Is 70 the new retirement age?
Personal finance expert Suze Orman wrote this week that the new retirement age is 70. Not a month or a year before. She pointed to the retirement risk of longevity. Expected longevity for men and women has risen 10% since 2000. According to the Society of Actuaries, men who reach 65 are expected to live to the age of 86.6 and women to the age of 88.8. The numbers are even higher for more affluent households.
Suze wrote that the first 15 years are easy, but you need to support 30 years and not 15. She also pointed to a Fidelity study that a 65-year old couple retiring in 2017 will need $275,000 to cover their health-care costs in retirement. Health expense has become an ever-increasing risk to a successful retirement.
Other risks during retirement include inflation, long-term care, stock market, and interest rate risk. I would add that a new type of risk is political risk. Regardless of your political affiliation, the rules of the game are changing. I prefer that politicians don’t meddle with Medicare, retirement plan rules, and Social Security.
A successful retirement is maintaining your standard of living until the end of your days. Suze’s advice that the new retirement age of 70 really doesn’t ring true with me. The reality is 50% of people expect to keep working past age 65, but only 15% actually do so. The average retirement age is 61, up from 57 in 1991. There are 31% of people entering retirement before age 60. The main reason that I see why many people don’t work past 65, is that employers have forced them into early retirement. There are not many companies looking to hire a 69 year old for a full-time position. I find that many people who continue to work into their 70’s and even 80’s do so because they enjoy many aspects of their jobs.
My major concern is that the government might play a hand in pushing out the average retirement age. Fiscal deficits will eventually force politicians to raise the age of full retirement for collecting Social Security. The full retirement age used to be 65 for everyone born in 1937 and earlier. The government then moved the full retirement age to 66 for most baby boomers. They further climbed it to 67 for everyone born in 1960 or later. It’s only a matter of time until they move the full retirement age to 68 or older.

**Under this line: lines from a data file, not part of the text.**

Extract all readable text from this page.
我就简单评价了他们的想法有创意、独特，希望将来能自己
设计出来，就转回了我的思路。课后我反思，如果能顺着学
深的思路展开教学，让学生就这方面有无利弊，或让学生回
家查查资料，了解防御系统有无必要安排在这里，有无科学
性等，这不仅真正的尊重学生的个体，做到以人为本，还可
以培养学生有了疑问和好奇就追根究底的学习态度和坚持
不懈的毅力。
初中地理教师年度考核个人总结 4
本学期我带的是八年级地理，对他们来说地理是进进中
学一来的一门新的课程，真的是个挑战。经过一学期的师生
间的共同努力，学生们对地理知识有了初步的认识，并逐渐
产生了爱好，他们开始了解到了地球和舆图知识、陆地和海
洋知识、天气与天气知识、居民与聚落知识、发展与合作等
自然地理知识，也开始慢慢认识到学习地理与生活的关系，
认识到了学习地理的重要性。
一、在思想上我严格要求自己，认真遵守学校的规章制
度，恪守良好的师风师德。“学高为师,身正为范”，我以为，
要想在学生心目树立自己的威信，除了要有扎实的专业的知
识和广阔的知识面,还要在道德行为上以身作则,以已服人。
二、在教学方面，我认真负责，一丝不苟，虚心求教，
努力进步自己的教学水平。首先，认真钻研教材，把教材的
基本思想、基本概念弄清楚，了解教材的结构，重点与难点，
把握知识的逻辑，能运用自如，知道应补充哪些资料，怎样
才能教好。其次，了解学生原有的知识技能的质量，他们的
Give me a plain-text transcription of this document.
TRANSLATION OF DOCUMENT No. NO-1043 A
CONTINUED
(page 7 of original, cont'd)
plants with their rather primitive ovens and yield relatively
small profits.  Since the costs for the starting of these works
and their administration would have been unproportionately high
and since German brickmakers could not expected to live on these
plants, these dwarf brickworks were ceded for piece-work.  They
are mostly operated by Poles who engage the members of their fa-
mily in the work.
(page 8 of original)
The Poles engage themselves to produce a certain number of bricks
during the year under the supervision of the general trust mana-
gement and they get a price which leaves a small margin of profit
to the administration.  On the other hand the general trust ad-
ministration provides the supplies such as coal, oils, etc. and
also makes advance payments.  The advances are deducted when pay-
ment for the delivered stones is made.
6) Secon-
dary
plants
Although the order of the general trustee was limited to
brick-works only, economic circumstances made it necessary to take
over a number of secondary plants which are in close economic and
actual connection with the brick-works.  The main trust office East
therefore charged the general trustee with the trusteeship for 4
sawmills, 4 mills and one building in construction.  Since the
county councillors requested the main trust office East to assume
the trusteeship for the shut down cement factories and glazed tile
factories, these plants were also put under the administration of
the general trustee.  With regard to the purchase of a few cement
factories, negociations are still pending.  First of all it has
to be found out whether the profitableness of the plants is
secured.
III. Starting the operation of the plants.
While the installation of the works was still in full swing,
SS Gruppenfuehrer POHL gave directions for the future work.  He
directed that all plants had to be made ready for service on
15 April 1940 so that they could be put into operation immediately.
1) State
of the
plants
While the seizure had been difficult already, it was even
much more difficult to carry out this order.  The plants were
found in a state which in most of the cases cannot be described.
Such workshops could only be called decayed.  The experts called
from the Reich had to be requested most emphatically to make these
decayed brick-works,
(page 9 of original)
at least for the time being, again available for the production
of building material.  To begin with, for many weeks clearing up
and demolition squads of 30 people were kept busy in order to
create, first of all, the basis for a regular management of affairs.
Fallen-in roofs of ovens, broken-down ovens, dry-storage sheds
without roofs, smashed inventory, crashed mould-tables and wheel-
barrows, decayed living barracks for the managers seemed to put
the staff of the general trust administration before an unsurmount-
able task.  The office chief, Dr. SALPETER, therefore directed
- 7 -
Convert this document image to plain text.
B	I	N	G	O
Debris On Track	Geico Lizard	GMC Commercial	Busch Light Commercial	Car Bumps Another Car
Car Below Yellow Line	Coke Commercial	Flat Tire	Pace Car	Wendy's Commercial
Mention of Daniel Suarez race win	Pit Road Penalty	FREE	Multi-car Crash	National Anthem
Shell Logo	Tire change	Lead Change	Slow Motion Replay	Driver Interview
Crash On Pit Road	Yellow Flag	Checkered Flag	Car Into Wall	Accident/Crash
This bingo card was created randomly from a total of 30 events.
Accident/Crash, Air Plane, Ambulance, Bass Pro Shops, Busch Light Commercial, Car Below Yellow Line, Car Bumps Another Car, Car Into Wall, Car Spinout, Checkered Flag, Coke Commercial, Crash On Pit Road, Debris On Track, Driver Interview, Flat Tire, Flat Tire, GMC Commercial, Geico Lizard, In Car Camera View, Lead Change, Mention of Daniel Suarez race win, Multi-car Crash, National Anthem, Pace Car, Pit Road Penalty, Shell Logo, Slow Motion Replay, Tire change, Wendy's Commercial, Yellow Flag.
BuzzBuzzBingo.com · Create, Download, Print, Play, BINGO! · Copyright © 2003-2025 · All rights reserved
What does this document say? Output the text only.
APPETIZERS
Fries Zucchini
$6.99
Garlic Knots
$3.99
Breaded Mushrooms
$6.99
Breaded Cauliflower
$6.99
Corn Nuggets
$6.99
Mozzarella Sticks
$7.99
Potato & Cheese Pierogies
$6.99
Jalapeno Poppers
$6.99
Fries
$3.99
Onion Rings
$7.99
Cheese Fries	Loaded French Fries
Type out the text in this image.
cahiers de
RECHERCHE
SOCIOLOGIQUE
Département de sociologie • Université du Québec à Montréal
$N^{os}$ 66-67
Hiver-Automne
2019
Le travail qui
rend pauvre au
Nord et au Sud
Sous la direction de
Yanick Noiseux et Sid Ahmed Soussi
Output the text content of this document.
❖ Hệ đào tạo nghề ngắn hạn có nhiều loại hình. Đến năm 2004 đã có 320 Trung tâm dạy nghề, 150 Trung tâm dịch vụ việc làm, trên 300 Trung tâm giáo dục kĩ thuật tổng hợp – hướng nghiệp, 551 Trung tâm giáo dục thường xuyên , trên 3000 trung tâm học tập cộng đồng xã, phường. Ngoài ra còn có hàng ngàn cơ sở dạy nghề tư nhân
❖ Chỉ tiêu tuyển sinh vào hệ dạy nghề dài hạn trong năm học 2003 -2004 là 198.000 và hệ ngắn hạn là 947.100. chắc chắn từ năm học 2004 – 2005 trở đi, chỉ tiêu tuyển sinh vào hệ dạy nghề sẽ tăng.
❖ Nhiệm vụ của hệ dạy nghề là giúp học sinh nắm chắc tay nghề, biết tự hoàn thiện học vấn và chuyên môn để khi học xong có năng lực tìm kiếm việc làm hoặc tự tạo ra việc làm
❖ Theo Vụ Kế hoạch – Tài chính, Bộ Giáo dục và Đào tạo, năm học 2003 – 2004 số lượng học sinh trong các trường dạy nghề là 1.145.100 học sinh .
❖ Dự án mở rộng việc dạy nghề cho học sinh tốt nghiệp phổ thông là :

The biggest consideration for any retiree is Medicare eligibility. Medicare can be the deciding factor for when people retire. Medicare coverage starts at age 65 and is the best health insurance on the market. Early retirees learn quickly that private health care before the age of 65 is very expensive. Personal savings are usually drained paying for these premiums.
The health and quality of life is most important to retirees. This is where Suze’s advice falls short. Her argument is based on life expectancy and not the quality of life. Life expectancy statistics are meaningless to me. All of my retired clients would support the fact that their best retirement years will be spent in their 60’s and not their 90’s. Suze’s advice to the general public is just that, a blanket statement written to capture headlines. No two financial circumstances are alike and the final decision to retire will always be a personal decision.